Y volvió a hojear la revista como si con eso daría el punto final a la conversación. Cosa que no fue así.
—No entiendo —vociferó la chica—, si necesita un permiso para tatuarse, y no lo tiene, ¿qué hace ahí adentro?
—Para Buba no necesita permiso. Él hace otro tipo de trabajos.
El hombre cerró la revista definitivamente y estuvo a punto de decir algo, pero se detuvo. Lo meditó, con la mandíbula entreabierta y los ojos perdidos en el techo, y luego preguntó:
—¿Cómo dijiste que era el nombre de la chica?
—Catalina.
Bruno suspiró, como si el nombre de la muchacha hubiese sido una especie de revelación obvia sobre algo mucho más obvio todavía.
—Con razón —dijo, sin borrar su recién adquirida cara de soberbia—, mejor sentate y tapate los oídos.
La chica fue a tomar asiento sin más, no había caso seguir hablando con aquél tipo de ojeras tan oscuras como la cruz invertida que llevaba tatuada en la garganta. No recibiría una respuesta decente para las dudas que le turbaban la mente. Pensó que el hombre quizás estaba drogado a algo así. ¿A qué se refería exactamente con tapate los oídos?
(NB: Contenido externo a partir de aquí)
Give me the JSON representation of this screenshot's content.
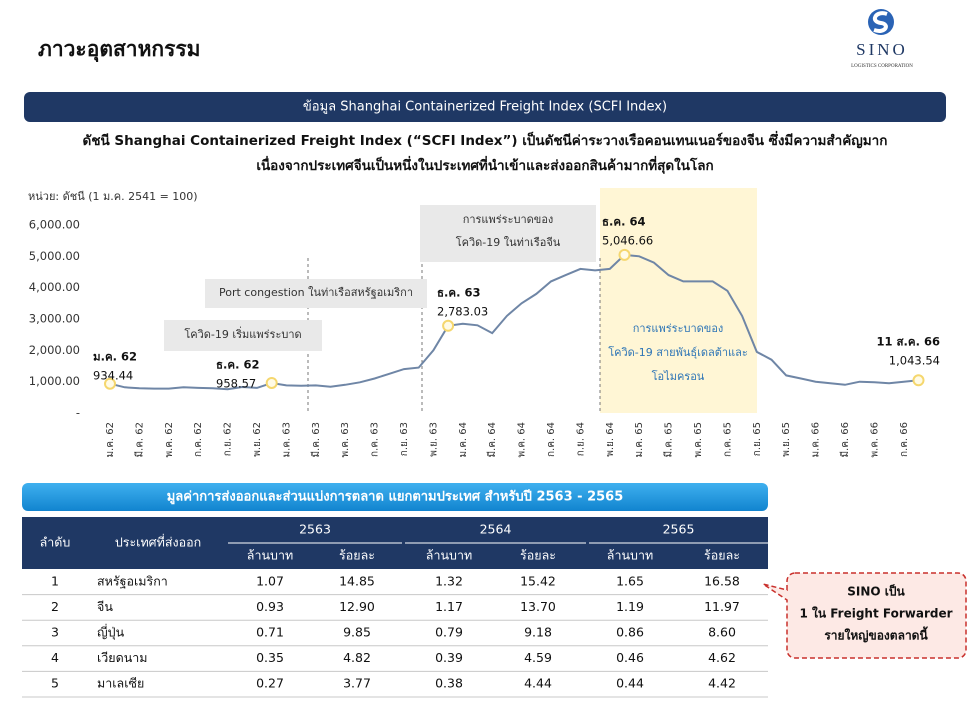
{
  "header": {
    "title": "ภาวะอุตสาหกรรม",
    "logo": "SINO",
    "logo_sub": "LOGISTICS CORPORATION"
  },
  "banner": "ข้อมูล Shanghai Containerized Freight Index (SCFI Index)",
  "description": [
    "ดัชนี Shanghai Containerized Freight Index (“SCFI Index”) เป็นดัชนีค่าระวางเรือคอนเทนเนอร์ของจีน ซึ่งมีความสำคัญมาก",
    "เนื่องจากประเทศจีนเป็นหนึ่งในประเทศที่นำเข้าและส่งออกสินค้ามากที่สุดในโลก"
  ],
  "chart_data": {
    "type": "line",
    "unit_label": "หน่วย: ดัชนี (1 ม.ค. 2541 = 100)",
    "color": "#6f86a6",
    "marker_color": "#f5d76e",
    "categories": [
      "ม.ค. 62",
      null,
      "มี.ค. 62",
      null,
      "พ.ค. 62",
      null,
      "ก.ค. 62",
      null,
      "ก.ย. 62",
      null,
      "พ.ย. 62",
      null,
      "ม.ค. 63",
      null,
      "มี.ค. 63",
      null,
      "พ.ค. 63",
      null,
      "ก.ค. 63",
      null,
      "ก.ย. 63",
      null,
      "พ.ย. 63",
      null,
      "ม.ค. 64",
      null,
      "มี.ค. 64",
      null,
      "พ.ค. 64",
      null,
      "ก.ค. 64",
      null,
      "ก.ย. 64",
      null,
      "พ.ย. 64",
      null,
      "ม.ค. 65",
      null,
      "มี.ค. 65",
      null,
      "พ.ค. 65",
      null,
      "ก.ค. 65",
      null,
      "ก.ย. 65",
      null,
      "พ.ย. 65",
      null,
      "ม.ค. 66",
      null,
      "มี.ค. 66",
      null,
      "พ.ค. 66",
      null,
      "ก.ค. 66",
      null
    ],
    "values": [
      934.44,
      820,
      790,
      780,
      780,
      820,
      800,
      790,
      760,
      830,
      800,
      958.57,
      880,
      870,
      880,
      840,
      900,
      980,
      1100,
      1250,
      1400,
      1450,
      2000,
      2783.03,
      2850,
      2800,
      2550,
      3100,
      3500,
      3800,
      4200,
      4400,
      4600,
      4550,
      4600,
      5046.66,
      5000,
      4800,
      4400,
      4200,
      4200,
      4200,
      3900,
      3100,
      1950,
      1700,
      1200,
      1100,
      1000,
      950,
      900,
      1000,
      980,
      950,
      1000,
      1043.54
    ],
    "value_labels": [
      "934.44",
      null,
      null,
      null,
      null,
      null,
      null,
      null,
      null,
      null,
      null,
      "958.57",
      null,
      null,
      null,
      null,
      null,
      null,
      null,
      null,
      null,
      null,
      null,
      "2,783.03",
      null,
      null,
      null,
      null,
      null,
      null,
      null,
      null,
      null,
      null,
      null,
      "5,046.66",
      null,
      null,
      null,
      null,
      null,
      null,
      null,
      null,
      null,
      null,
      null,
      null,
      null,
      null,
      null,
      null,
      null,
      null,
      null,
      "1,043.54"
    ],
    "point_dates": [
      "ม.ค. 62",
      null,
      null,
      null,
      null,
      null,
      null,
      null,
      null,
      null,
      null,
      "ธ.ค. 62",
      null,
      null,
      null,
      null,
      null,
      null,
      null,
      null,
      null,
      null,
      null,
      "ธ.ค. 63",
      null,
      null,
      null,
      null,
      null,
      null,
      null,
      null,
      null,
      null,
      null,
      "ธ.ค. 64",
      null,
      null,
      null,
      null,
      null,
      null,
      null,
      null,
      null,
      null,
      null,
      null,
      null,
      null,
      null,
      null,
      null,
      null,
      null,
      "11 ส.ค. 66"
    ],
    "ylim": [
      0,
      6000
    ],
    "yticks": [
      {
        "value": 0,
        "label": "-"
      },
      {
        "value": 1000,
        "label": "1,000.00"
      },
      {
        "value": 2000,
        "label": "2,000.00"
      },
      {
        "value": 3000,
        "label": "3,000.00"
      },
      {
        "value": 4000,
        "label": "4,000.00"
      },
      {
        "value": 5000,
        "label": "5,000.00"
      },
      {
        "value": 6000,
        "label": "6,000.00"
      }
    ],
    "annotations": [
      [
        "การแพร่ระบาดของ",
        "โควิด-19 ในท่าเรือจีน"
      ],
      [
        "Port congestion ในท่าเรือสหรัฐอเมริกา"
      ],
      [
        "โควิด-19 เริ่มแพร่ระบาด"
      ],
      [
        "การแพร่ระบาดของ",
        "โควิด-19 สายพันธุ์เดลต้าและ",
        "โอไมครอน"
      ]
    ]
  },
  "table": {
    "title": "มูลค่าการส่งออกและส่วนแบ่งการตลาด แยกตามประเทศ สำหรับปี 2563 - 2565",
    "headers": {
      "rank": "ลำดับ",
      "country": "ประเทศที่ส่งออก",
      "years": [
        "2563",
        "2564",
        "2565"
      ],
      "sub": [
        "ล้านบาท",
        "ร้อยละ"
      ]
    },
    "rows": [
      [
        "1",
        "สหรัฐอเมริกา",
        "1.07",
        "14.85",
        "1.32",
        "15.42",
        "1.65",
        "16.58"
      ],
      [
        "2",
        "จีน",
        "0.93",
        "12.90",
        "1.17",
        "13.70",
        "1.19",
        "11.97"
      ],
      [
        "3",
        "ญี่ปุ่น",
        "0.71",
        "9.85",
        "0.79",
        "9.18",
        "0.86",
        "8.60"
      ],
      [
        "4",
        "เวียดนาม",
        "0.35",
        "4.82",
        "0.39",
        "4.59",
        "0.46",
        "4.62"
      ],
      [
        "5",
        "มาเลเซีย",
        "0.27",
        "3.77",
        "0.38",
        "4.44",
        "0.44",
        "4.42"
      ]
    ]
  },
  "callout": [
    "SINO เป็น",
    "1 ใน Freight Forwarder",
    "รายใหญ่ของตลาดนี้"
  ]
}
El primer grito la desconcertó. Los siguientes… la aterraron.
Detrás de aquella puerta entreabierta con cortinas de fantasía, Mariano gemía como un animal herido al cual le vuelven a disparar sólo por diversión.
—Eso es… ¿normal? —aventuró la muchacha.
Bruno no respondió.
Durante una milésima de segundo, los gritos cesaron. Carla se acercó y pudo ver por la pequeña abertura que había entre el marco y la puerta, que dentro de la sala de tatuado no había pósters ni espejos. Era un cuarto blanco, imponentemente blanco. Si bien eso le secó la garganta, lo que hizo que sus piernas flaquearan fue ver la piel desnuda de tatuajes del tal “Buba”. Un hombre obeso y de más de metro noventa. Se encontraba de espaldas a ella y alejado de la silla donde Mariano parecía dormido. Y justo cuando lo vio tomar algo blanco de un estante blanco, Bruno le cerró la puerta en las narices.
—No querrás ver eso, nena. Ya está, ya viste mucho. Sentate y tapate los oídos.
Quince minutos después, Mariano apareció en el umbral haciendo tintinear la cortina con piedritas; su cara reflejaba una chispa de vida que Carla no había notado hacía algún tiempo. ¿Acaso era esperanza?
—Carla, ¿qué hacés acá?
—¿Qué hago acá? Si vine con vos, a tratar de detenerte… ¿qué mierda eran esos gritos?
—¿A detenerme? ¿Y qué se supone que iba a hacer?
—Ibas a tatuarte el nombre de Catalina…
El chico dio un paso atrás y adquirió una mueca de asco.
—¿Tatuarme el nombre de una chica? ¿Te volviste loca? Eso es de negros.
—Pero si recién… vos, entraste… te vi… escuché…
Carla continuó balbuceando desconcertada. Entonces, el muchacho inquirió molesto.
—¿Y quién mierda es Catalina? —luego, se rascó detrás de las orejas. La tinta mágica aún no había secado y, extrañamente, le chorreaba algo de sangre por los oídos.